Want to contribute? Great! We try to make it easy, and all contributions, even the smaller ones, are more than welcome. This includes bug reports, fixes, documentation, examples... But first, read this page (including the small print at the end).
All original contributions to TrustyAI-explainability are licensed under the ASL - Apache License, version 2.0 or later, or, if another license is specified as governing the file or directory being modified, such other license.
Python TrustyAI uses GitHub to manage and report issues.
If you believe you found a bug, please indicate a way to reproduce it, what you are seeing and what you would expect to see. Don't forget to indicate your Python TrustyAI, Java, and Maven version.
Sometimes a bug has been fixed in the main
branch of Python TrustyAI and you want to confirm it is fixed for your own application.
Testing the main
branch is easy and you can build Python TrustyAI all by yourself.
To contribute, use GitHub Pull Requests, from your own fork.
-
PRs should be always related to an open GitHub issue. If there is none, you should create one.
-
Try to fix only one issue per PR.
-
Make sure to create a new branch. Usually branches are named after the GitHub ticket they are addressing. E.g. for ticket "issue-XYZ An example issue" your branch should be at least prefixed with
FAI-XYZ
. E.g.:git checkout -b issue-XYZ # or git checkout -b issue-XYZ-my-fix
-
When you submit your PR, make sure to include the ticket ID, and its title; e.g., "issue-XYZ An example issue".
-
The description of your PR should describe the code you wrote.

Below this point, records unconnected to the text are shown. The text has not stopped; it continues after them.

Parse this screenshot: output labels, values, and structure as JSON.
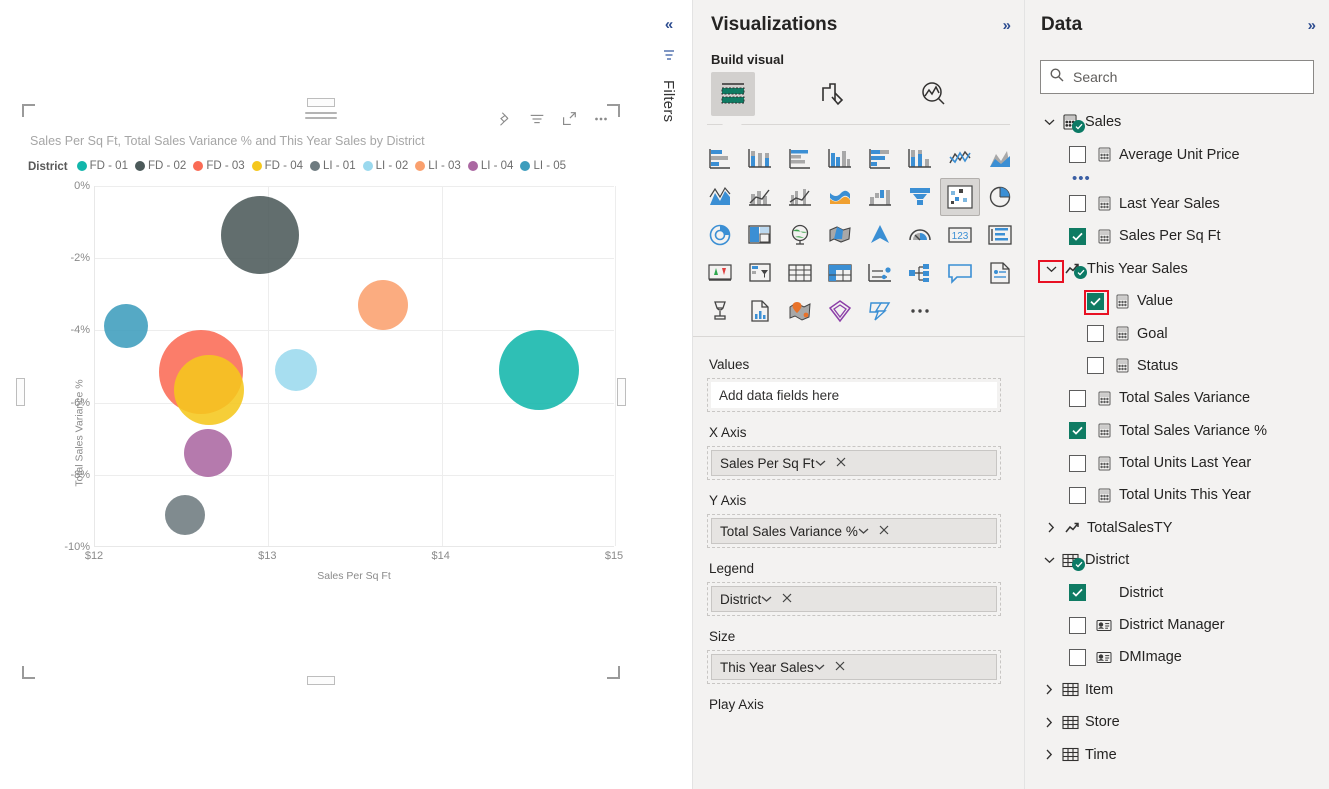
{
  "canvas": {
    "visual": {
      "title": "Sales Per Sq Ft, Total Sales Variance % and This Year Sales by District",
      "header_icons": [
        "pin-icon",
        "filter-icon",
        "focus-mode-icon",
        "more-options-icon"
      ]
    }
  },
  "chart_data": {
    "type": "scatter",
    "title": "Sales Per Sq Ft, Total Sales Variance % and This Year Sales by District",
    "xlabel": "Sales Per Sq Ft",
    "ylabel": "Total Sales Variance %",
    "legend_title": "District",
    "legend_position": "top",
    "grid": true,
    "xlim": [
      12,
      15
    ],
    "ylim": [
      -10,
      0
    ],
    "x_ticks": [
      "$12",
      "$13",
      "$14",
      "$15"
    ],
    "y_ticks": [
      "0%",
      "-2%",
      "-4%",
      "-6%",
      "-8%",
      "-10%"
    ],
    "size_field": "This Year Sales",
    "points": [
      {
        "name": "FD - 01",
        "color": "#12b6ab",
        "x": 14.56,
        "y": -5.1,
        "r": 40
      },
      {
        "name": "FD - 02",
        "color": "#4c5a5a",
        "x": 12.95,
        "y": -1.35,
        "r": 39
      },
      {
        "name": "FD - 03",
        "color": "#fa6b55",
        "x": 12.61,
        "y": -5.15,
        "r": 42
      },
      {
        "name": "FD - 04",
        "color": "#f5c71c",
        "x": 12.66,
        "y": -5.65,
        "r": 35
      },
      {
        "name": "LI - 01",
        "color": "#6e7b80",
        "x": 12.52,
        "y": -9.12,
        "r": 20
      },
      {
        "name": "LI - 02",
        "color": "#9bd9ee",
        "x": 13.16,
        "y": -5.1,
        "r": 21
      },
      {
        "name": "LI - 03",
        "color": "#faa06e",
        "x": 13.66,
        "y": -3.3,
        "r": 25
      },
      {
        "name": "LI - 04",
        "color": "#ab68a2",
        "x": 12.65,
        "y": -7.4,
        "r": 24
      },
      {
        "name": "LI - 05",
        "color": "#3d9dbd",
        "x": 12.18,
        "y": -3.88,
        "r": 22
      }
    ]
  },
  "filters_rail": {
    "expand_label": "«",
    "label": "Filters"
  },
  "visualizations": {
    "title": "Visualizations",
    "collapse_label": "»",
    "build_visual": "Build visual",
    "tabs": [
      {
        "name": "fields-tab",
        "active": true
      },
      {
        "name": "format-tab",
        "active": false
      },
      {
        "name": "analytics-tab",
        "active": false
      }
    ],
    "visual_types": [
      "stacked-bar-chart",
      "stacked-column-chart",
      "clustered-bar-chart",
      "clustered-column-chart",
      "100-stacked-bar-chart",
      "100-stacked-column-chart",
      "line-chart",
      "area-chart",
      "stacked-area-chart",
      "line-and-stacked-column-chart",
      "line-and-clustered-column-chart",
      "ribbon-chart",
      "waterfall-chart",
      "funnel-chart",
      "scatter-chart",
      "pie-chart",
      "donut-chart",
      "treemap",
      "map",
      "filled-map",
      "azure-map",
      "gauge-chart",
      "card",
      "multi-row-card",
      "kpi",
      "slicer",
      "table",
      "matrix",
      "r-script-visual",
      "decomposition-tree",
      "q-and-a",
      "paginated-report",
      "key-influencers",
      "python-visual",
      "arcgis-map",
      "power-apps-visual",
      "power-automate-visual",
      "more-options"
    ],
    "selected_visual_type": "scatter-chart",
    "wells": [
      {
        "label": "Values",
        "value": "Add data fields here",
        "empty": true
      },
      {
        "label": "X Axis",
        "value": "Sales Per Sq Ft",
        "empty": false
      },
      {
        "label": "Y Axis",
        "value": "Total Sales Variance %",
        "empty": false
      },
      {
        "label": "Legend",
        "value": "District",
        "empty": false
      },
      {
        "label": "Size",
        "value": "This Year Sales",
        "empty": false
      },
      {
        "label": "Play Axis",
        "value": "",
        "empty": false
      }
    ],
    "well_chevron": "⌄",
    "well_remove": "✕"
  },
  "data_pane": {
    "title": "Data",
    "collapse_label": "»",
    "search_placeholder": "Search",
    "tree": [
      {
        "kind": "table",
        "label": "Sales",
        "expanded": true,
        "badge": true
      },
      {
        "kind": "field",
        "label": "Average Unit Price",
        "checked": false,
        "indent": 1,
        "icon": "measure-icon"
      },
      {
        "kind": "more",
        "label": "..."
      },
      {
        "kind": "field",
        "label": "Last Year Sales",
        "checked": false,
        "indent": 1,
        "icon": "measure-icon"
      },
      {
        "kind": "field",
        "label": "Sales Per Sq Ft",
        "checked": true,
        "indent": 1,
        "icon": "measure-icon"
      },
      {
        "kind": "group",
        "label": "This Year Sales",
        "expanded": true,
        "badge": true,
        "indent": 1,
        "icon": "kpi-icon",
        "highlight_chevron": true
      },
      {
        "kind": "field",
        "label": "Value",
        "checked": true,
        "indent": 2,
        "icon": "measure-icon",
        "highlight_checkbox": true
      },
      {
        "kind": "field",
        "label": "Goal",
        "checked": false,
        "indent": 2,
        "icon": "measure-icon"
      },
      {
        "kind": "field",
        "label": "Status",
        "checked": false,
        "indent": 2,
        "icon": "measure-icon"
      },
      {
        "kind": "field",
        "label": "Total Sales Variance",
        "checked": false,
        "indent": 1,
        "icon": "measure-icon"
      },
      {
        "kind": "field",
        "label": "Total Sales Variance %",
        "checked": true,
        "indent": 1,
        "icon": "measure-icon"
      },
      {
        "kind": "field",
        "label": "Total Units Last Year",
        "checked": false,
        "indent": 1,
        "icon": "measure-icon"
      },
      {
        "kind": "field",
        "label": "Total Units This Year",
        "checked": false,
        "indent": 1,
        "icon": "measure-icon"
      },
      {
        "kind": "group",
        "label": "TotalSalesTY",
        "expanded": false,
        "indent": 1,
        "icon": "kpi-icon"
      },
      {
        "kind": "table",
        "label": "District",
        "expanded": true,
        "badge": true
      },
      {
        "kind": "field",
        "label": "District",
        "checked": true,
        "indent": 1,
        "icon": "none"
      },
      {
        "kind": "field",
        "label": "District Manager",
        "checked": false,
        "indent": 1,
        "icon": "text-icon"
      },
      {
        "kind": "field",
        "label": "DMImage",
        "checked": false,
        "indent": 1,
        "icon": "text-icon"
      },
      {
        "kind": "table",
        "label": "Item",
        "expanded": false
      },
      {
        "kind": "table",
        "label": "Store",
        "expanded": false
      },
      {
        "kind": "table",
        "label": "Time",
        "expanded": false
      }
    ]
  },
  "colors": {
    "accent": "#0f7b63",
    "highlight": "#e81123",
    "pane_bg": "#f3f2f1",
    "link": "#2b4b8f"
  }
}
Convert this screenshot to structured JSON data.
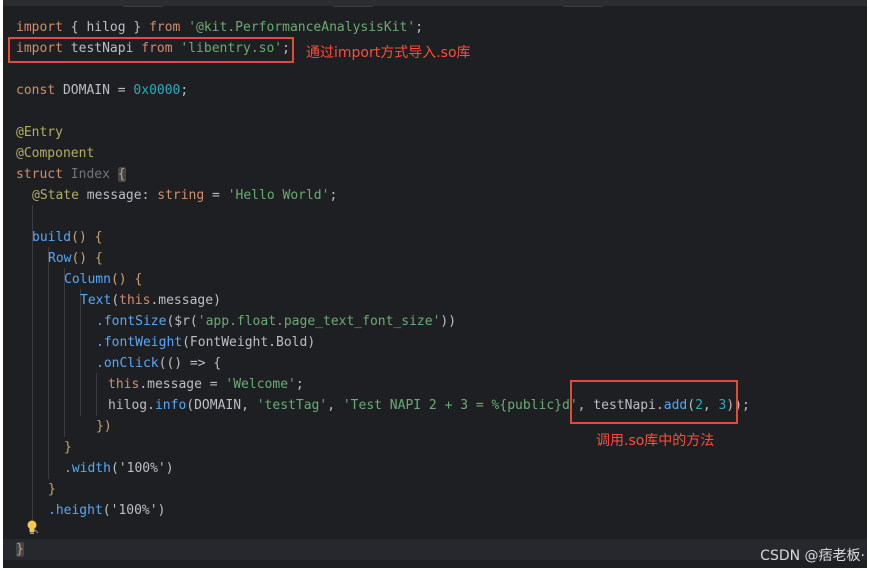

The issue that is solved should be at least described properly in the corresponding GitHub ticket.
-
If your contribution spans across multiple repositories, use the same branch name (e.g.
issue-XYZ
). -
If your contribution spans across multiple repositories, make sure to list all the related PRs.
PRs will be checked against black
and pylint
before passing the CI.
You can perform these checks locally to guarantee the PR passes these checks.
Any dependency used in the project must fulfill these hard requirements:
-
The dependency must have an Apache 2.0 compatible license.
- Good: BSD, MIT, Apache 2.0
- Avoid: EPL, LGPL
- Especially LGPL is a last resort and should be abstracted away or contained behind an SPI.
- Test scope dependencies pose no problem if they are EPL or LPGL.
- Forbidden: no license, GPL, AGPL, proprietary license, field of use restrictions ("this software shall be used for good, not evil"), ...
- Even test scope dependencies cannot use these licenses.
- To check the ALS compatibility license please visit these links:Similarity in terms to the Apache License 2.0 How should so-called "Weak Copyleft" Licenses be handled
-
The dependency shall be available in PyPi.
- Why?
- Build reproducibility. Any repository server we use, must still run in future from now.
- Build speed. More repositories slow down the build.
- Build reliability. A repository server that is temporarily down can break builds.
- Why?
-
Do not release the dependency yourself (by building it from source).
- Why? Because it's not an official release, by the official release guys.
- A release must be 100% reproducible.
- A release must be reliable (sometimes the release person does specific things you might not reproduce).
- Why? Because it's not an official release, by the official release guys.
-
The sources are publicly available
- We may need to rebuild the dependency from sources ourselves in future. This may be in the rare case when the dependency is no longer maintained, but we need to fix a specific CVE there.
- Make sure the dependency's pom.xml contains link to the source repository (
scm
tag).
-
The dependency needs to use reasonable build system
- Since we may need to rebuild the dependency from sources, we also need to make sure it is easily buildable. Maven or Gradle are acceptable as build systems.
-
Only use dependencies with an active community.
- Check for activity in the last year through Open Hub.
-
Less is more: less dependencies is better. Bloat is bad.
- Try to use existing dependencies if the functionality is available in those dependencies
- For example: use Apache Commons Math instead of Colt if Apache Commons Math is already a dependency
- Try to use existing dependencies if the functionality is available in those dependencies
There are currently a few dependencies which violate some of these rules. They should be properly commented with a warning and explaining why are needed If you want to add a dependency that violates any of the rules above, get approval from the project leads.
Don't forget to include tests in your pull requests, and documentation (reference documentation, ...). Guides and reference documentation should be submitted to the Python TrustyAI examples repository. If you are contributing a new feature, we strongly advise submitting an example.
All submissions, including those by project members, need to be reviewed by others before being merged. Our CI, GitHub Actions, should successfully execute your PR, marking the GitHub check as green.
If you would like to see some feature in Python TrustyAI, just open a feature request and tell us what you would like to see. Alternatively, you propose it during the TrustyAI community meeting.
Great feature proposals should include a short Description of the feature, the Motivation that makes that feature necessary and the Goals that are achieved by realizing it. If the feature is deemed worthy, then an Epic will be created.
This project is an open source project, please act responsibly, be nice, polite and enjoy!